For
decades, investigators searched in vain for Aribert Heim,
a notorious Nazi war criminal known as "Dr. Death." On Friday, a court in Baden-Baden officially declared Heim dead. He is believed
to have lived for years undetected in Egypt, where he converted
to Islam.
Few of the Nazi war criminals who escaped prosecution after the war were the
subject of so many rumors, stories and speculation as Aribert
Heim. For decades, the former concentration camp doctor,
who was called "Dr. Death" and the "Butcher of Mauthausen" for his brutality, had been one of the most sought after Nazis. The question
of whether Heim was still alive kept police, judges, Nazi
hunters and the media occupied for decades.
Three years ago, the first evidence of Heim's death emerged. Now that version
of events has become official. On Friday, a district court
in the German town of Baden-Baden declared Heim to be dead
and ended legal proceedings against the suspected war criminal.

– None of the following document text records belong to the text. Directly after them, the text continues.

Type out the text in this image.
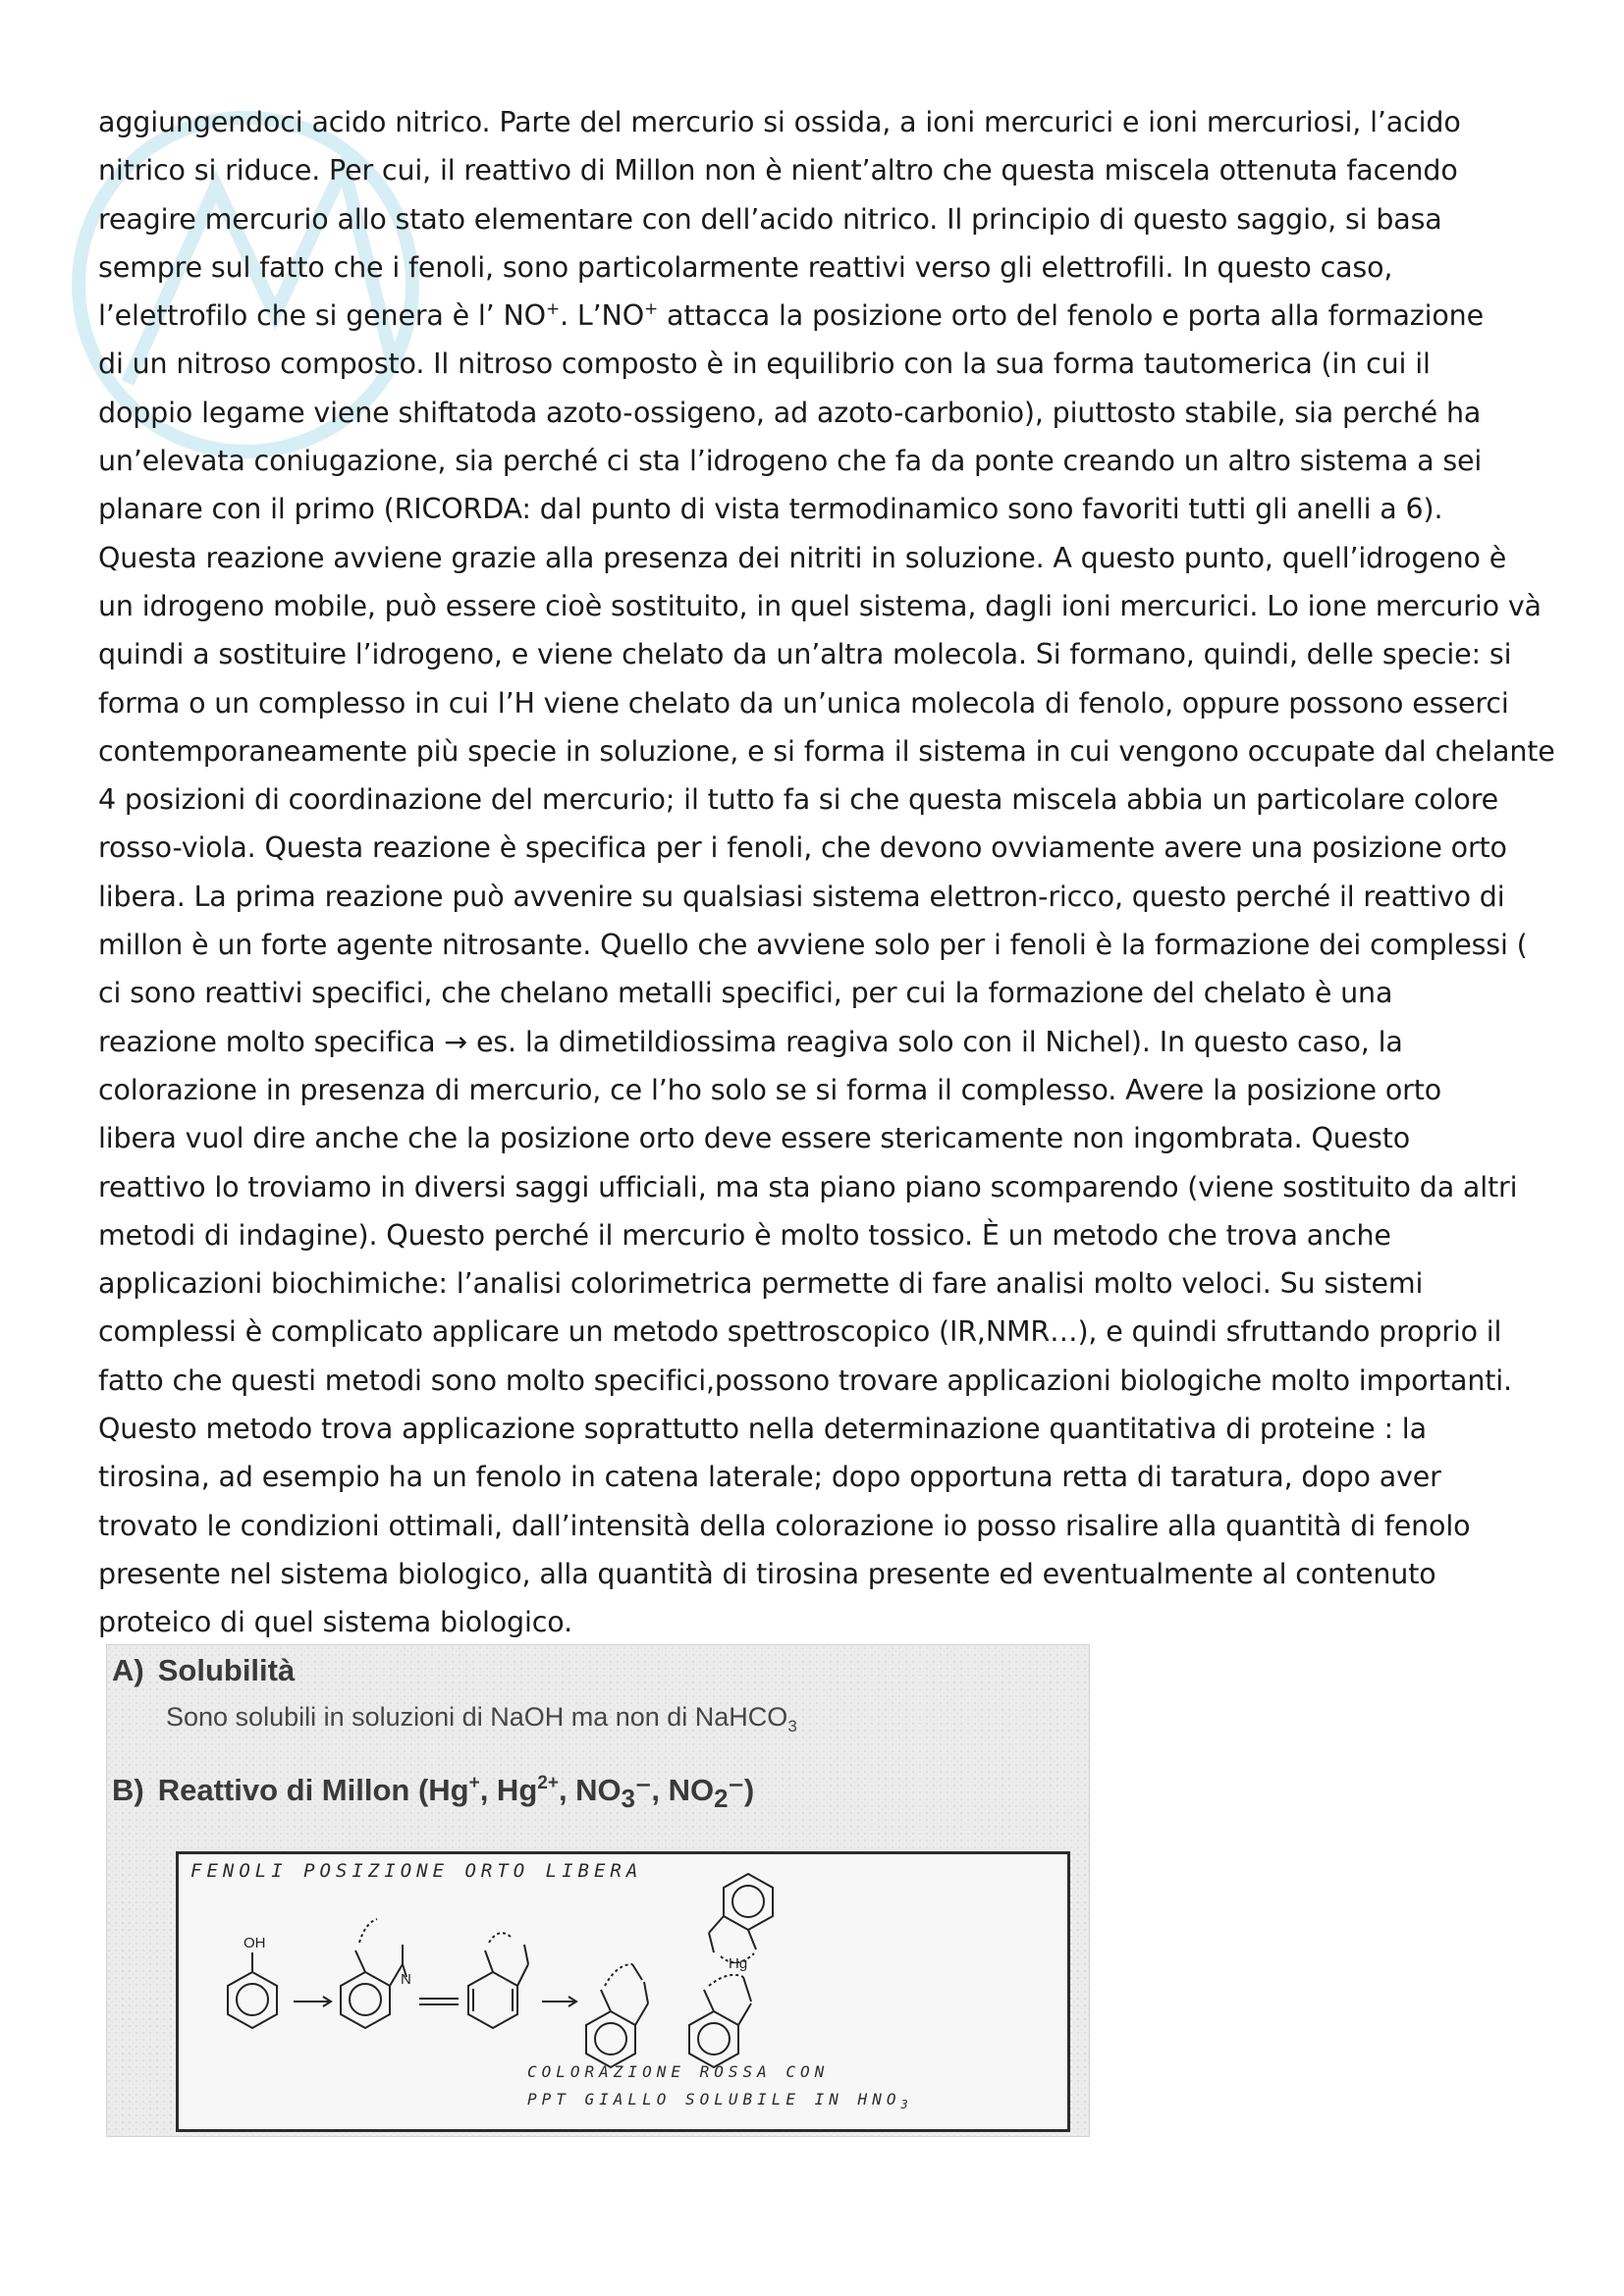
aggiungendoci acido nitrico. Parte del mercurio si ossida, a ioni mercurici e ioni mercuriosi, l’acido
nitrico si riduce. Per cui, il reattivo di Millon non è nient’altro che questa miscela ottenuta facendo
reagire mercurio allo stato elementare con dell’acido nitrico. Il principio di questo saggio, si basa
sempre sul fatto che i fenoli, sono particolarmente reattivi verso gli elettrofili. In questo caso,
l’elettrofilo che si genera è l’ NO+. L’NO+ attacca la posizione orto del fenolo e porta alla formazione
di un nitroso composto. Il nitroso composto è in equilibrio con la sua forma tautomerica (in cui il
doppio legame viene shiftatoda azoto-ossigeno, ad azoto-carbonio), piuttosto stabile, sia perché ha
un’elevata coniugazione, sia perché ci sta l’idrogeno che fa da ponte creando un altro sistema a sei
planare con il primo (RICORDA: dal punto di vista termodinamico sono favoriti tutti gli anelli a 6).
Questa reazione avviene grazie alla presenza dei nitriti in soluzione. A questo punto, quell’idrogeno è
un idrogeno mobile, può essere cioè sostituito, in quel sistema, dagli ioni mercurici. Lo ione mercurio và
quindi a sostituire l’idrogeno, e viene chelato da un’altra molecola. Si formano, quindi, delle specie: si
forma o un complesso in cui l’H viene chelato da un’unica molecola di fenolo, oppure possono esserci
contemporaneamente più specie in soluzione, e si forma il sistema in cui vengono occupate dal chelante
4 posizioni di coordinazione del mercurio; il tutto fa si che questa miscela abbia un particolare colore
rosso-viola. Questa reazione è specifica per i fenoli, che devono ovviamente avere una posizione orto
libera. La prima reazione può avvenire su qualsiasi sistema elettron-ricco, questo perché il reattivo di
millon è un forte agente nitrosante. Quello che avviene solo per i fenoli è la formazione dei complessi (
ci sono reattivi specifici, che chelano metalli specifici, per cui la formazione del chelato è una
reazione molto specifica → es. la dimetildiossima reagiva solo con il Nichel). In questo caso, la
colorazione in presenza di mercurio, ce l’ho solo se si forma il complesso. Avere la posizione orto
libera vuol dire anche che la posizione orto deve essere stericamente non ingombrata. Questo
reattivo lo troviamo in diversi saggi ufficiali, ma sta piano piano scomparendo (viene sostituito da altri
metodi di indagine). Questo perché il mercurio è molto tossico. È un metodo che trova anche
applicazioni biochimiche: l’analisi colorimetrica permette di fare analisi molto veloci. Su sistemi
complessi è complicato applicare un metodo spettroscopico (IR,NMR…), e quindi sfruttando proprio il
fatto che questi metodi sono molto specifici,possono trovare applicazioni biologiche molto importanti.
Questo metodo trova applicazione soprattutto nella determinazione quantitativa di proteine : la
tirosina, ad esempio ha un fenolo in catena laterale; dopo opportuna retta di taratura, dopo aver
trovato le condizioni ottimali, dall’intensità della colorazione io posso risalire alla quantità di fenolo
presente nel sistema biologico, alla quantità di tirosina presente ed eventualmente al contenuto
proteico di quel sistema biologico.
A) Solubilità
Sono solubili in soluzioni di NaOH ma non di NaHCO$_3$
B) Reattivo di Millon (Hg+, $Hg^{2+}$, $NO_3^-$, $NO_2^-$)
FENOLI POSIZIONE ORTO LIBERA
OH
N
Hg
COLORAZIONE ROSSA CON
PPT GIALLO SOLUBILE IN $HNO_3$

The judges concluded that Heim died of cancer in Egypt in
1992.
Heim had topped the list of the Simon Wiesenthal Center's
most-wanted Nazi war criminals. During World War II, Heim
is believed to have murdered more than 300 people in a grizzly
manner at the Mauthausen concentration camp in Austria. Among
other things, he had been charged with injecting gasoline
into patients' bodies near their hearts and operating on
people without anaesthesia.
After the war, Heim remained in Germany,
working as a doctor at a gynaecological practice in Baden-Baden
until 1962, when he went into hiding. In 1979, the public
prosecutor's office in Baden-Baden pressed charges against
Heim and issued an international arrest warrant.
In 2007, German investigators intensified
their search for Heim, monitoring family and friends of the
war criminal more closely in Austria and Spain. Together,
private individuals and public institutions had offered a
six-figure bounty on information leading to Heim's capture.

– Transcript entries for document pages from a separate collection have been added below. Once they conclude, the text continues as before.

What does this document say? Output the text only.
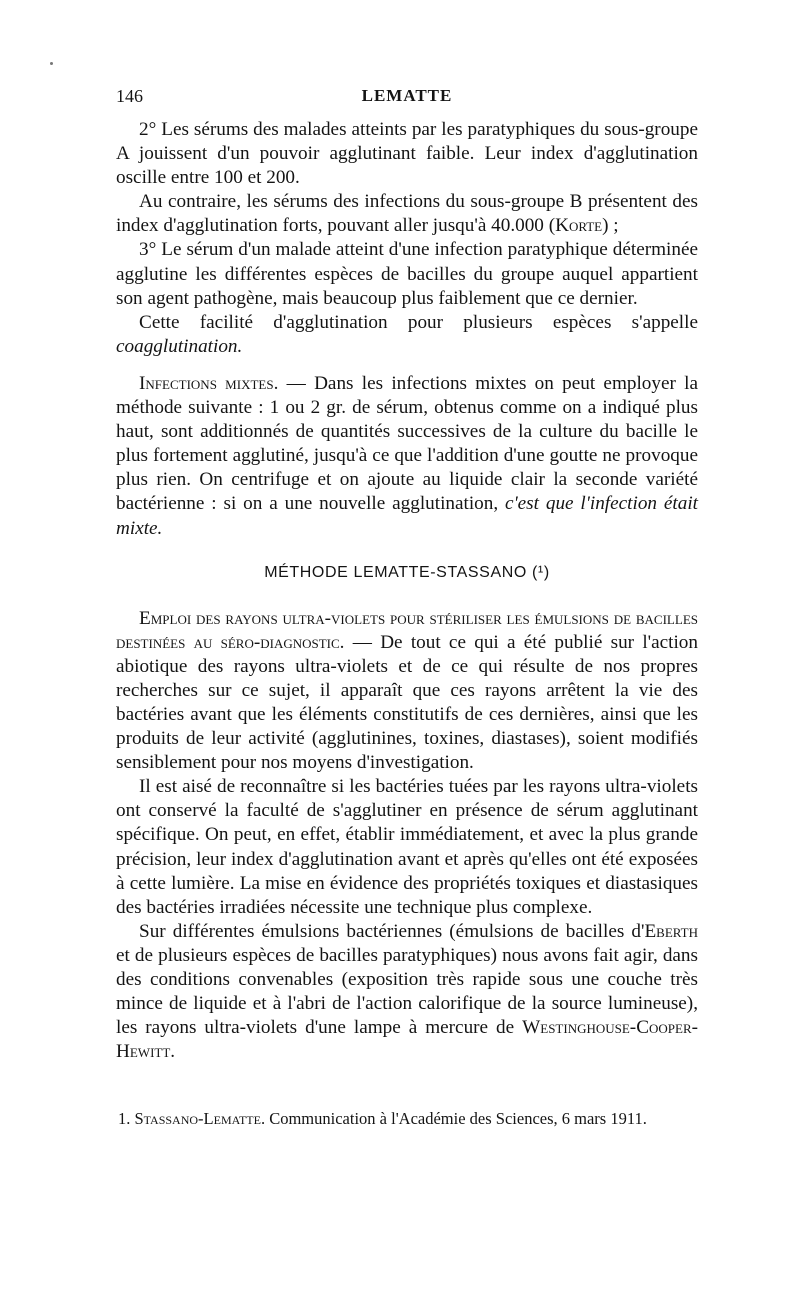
146	LEMATTE

2° Les sérums des malades atteints par les paratyphiques du sous-groupe A jouissent d'un pouvoir agglutinant faible. Leur index d'agglutination oscille entre 100 et 200.

Au contraire, les sérums des infections du sous-groupe B présentent des index d'agglutination forts, pouvant aller jusqu'à 40.000 (Korte) ;

3° Le sérum d'un malade atteint d'une infection paratyphique déterminée agglutine les différentes espèces de bacilles du groupe auquel appartient son agent pathogène, mais beaucoup plus faiblement que ce dernier.

Cette facilité d'agglutination pour plusieurs espèces s'appelle coagglutination.

Infections mixtes. — Dans les infections mixtes on peut employer la méthode suivante : 1 ou 2 gr. de sérum, obtenus comme on a indiqué plus haut, sont additionnés de quantités successives de la culture du bacille le plus fortement agglutiné, jusqu'à ce que l'addition d'une goutte ne provoque plus rien. On centrifuge et on ajoute au liquide clair la seconde variété bactérienne : si on a une nouvelle agglutination, c'est que l'infection était mixte.

MÉTHODE LEMATTE-STASSANO (¹)

Emploi des rayons ultra-violets pour stériliser les émulsions de bacilles destinées au séro-diagnostic. — De tout ce qui a été publié sur l'action abiotique des rayons ultra-violets et de ce qui résulte de nos propres recherches sur ce sujet, il apparaît que ces rayons arrêtent la vie des bactéries avant que les éléments constitutifs de ces dernières, ainsi que les produits de leur activité (agglutinines, toxines, diastases), soient modifiés sensiblement pour nos moyens d'investigation.

Il est aisé de reconnaître si les bactéries tuées par les rayons ultra-violets ont conservé la faculté de s'agglutiner en présence de sérum agglutinant spécifique. On peut, en effet, établir immédiatement, et avec la plus grande précision, leur index d'agglutination avant et après qu'elles ont été exposées à cette lumière. La mise en évidence des propriétés toxiques et diastasiques des bactéries irradiées nécessite une technique plus complexe.

Sur différentes émulsions bactériennes (émulsions de bacilles d'Eberth et de plusieurs espèces de bacilles paratyphiques) nous avons fait agir, dans des conditions convenables (exposition très rapide sous une couche très mince de liquide et à l'abri de l'action calorifique de la source lumineuse), les rayons ultra-violets d'une lampe à mercure de Westinghouse-Cooper-Hewitt.

1. Stassano-Lematte. Communication à l'Académie des Sciences, 6 mars 1911.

Suspect Lived for Decades in Egypt
The jury court said Friday it believed
that Heim left Germany in 1963 using his second name Ferdinand
and that he traveled to Egypt on a tourist visa. He then
lived in hiding in Cairo for decades using the name. In 1980,
he apparently converted to Islam and then assumed the name
Tarek Hussein Farid. They believe he died at the age of 78
on Aug. 10, 1992 in Cairo.
Both the New York Times and German
broadcaster ZDF reported in 2009 about Heim's purported death.
A few days later, a middleman provided state police investigators
with documents relating to Heim's alleged death. And earlier
this year, SPIEGEL reported that the case was close to getting
resolved.
After initial doubts, criminal investigators in the state
of Baden-Württemberg now believe the documents are authentic.

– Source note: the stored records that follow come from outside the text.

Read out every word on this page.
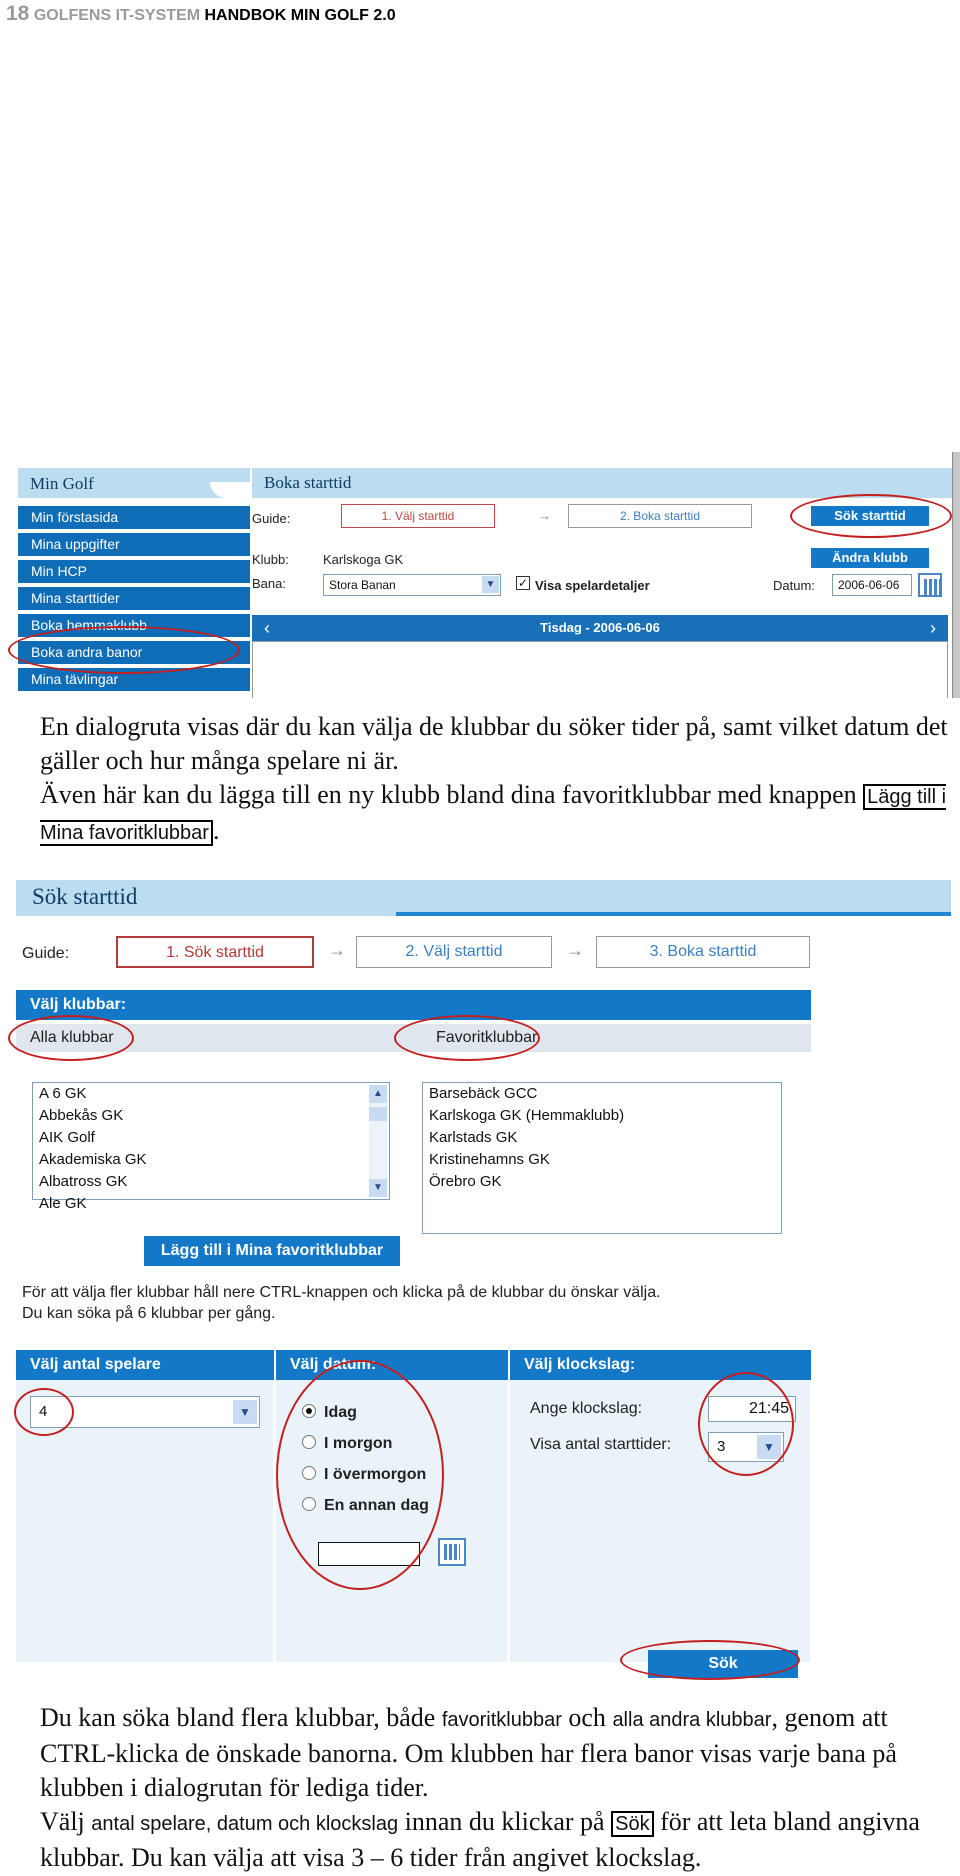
18 GOLFENS IT-SYSTEM HANDBOK MIN GOLF 2.0
Min Golf
Min förstasida
Mina uppgifter
Min HCP
Mina starttider
Boka hemmaklubb
Boka andra banor
Mina tävlingar
Boka starttid
Guide:	1. Välj starttid	→	2. Boka starttid	Sök starttid
Klubb:	Karlskoga GK	Ändra klubb
Bana:	Stora Banan	▼ ✓ Visa spelardetaljer	Datum:	2006-06-06
‹	Tisdag - 2006-06-06	›

En dialogruta visas där du kan välja de klubbar du söker tider på, samt vilket datum det gäller och hur många spelare ni är.

Även här kan du lägga till en ny klubb bland dina favoritklubbar med knappen Lägg till i Mina favoritklubbar .

Sök starttid
Guide:	1. Sök starttid	→	2. Välj starttid	→	3. Boka starttid
Välj klubbar:
Alla klubbar	Favoritklubbar
A 6 GK
Abbekås GK
AIK Golf
Akademiska GK
Albatross GK
Ale GK
▲
▼
Barsebäck GCC
Karlskoga GK (Hemmaklubb)
Karlstads GK
Kristinehamns GK
Örebro GK
Lägg till i Mina favoritklubbar
För att välja fler klubbar håll nere CTRL-knappen och klicka på de klubbar du önskar välja.
Du kan söka på 6 klubbar per gång.
Välj antal spelare	Välj datum:	Välj klockslag:
4	▼	Idag
I morgon
I övermorgon
En annan dag
Ange klockslag:	21:45
Visa antal starttider:	3	▼
Sök

Du kan söka bland flera klubbar, både favoritklubbar och alla andra klubbar, genom att CTRL-klicka de önskade banorna. Om klubben har flera banor visas varje bana på klubben i dialogrutan för lediga tider.

Välj antal spelare, datum och klockslag innan du klickar på Sök för att leta bland angivna klubbar. Du kan välja att visa 3 – 6 tider från angivet klockslag.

In addition, Heim's defense attorney also presented investigators
with further documents including a certificate indicating
he had converted to the Muslim faith.
The court also heard testimony from
Heim's son, who officials said had given credible statements.
The judges on Friday said they have no doubt that Heim and
Tarek Hussein Farid are the same person and that he died
of cancer-related complications in 1992.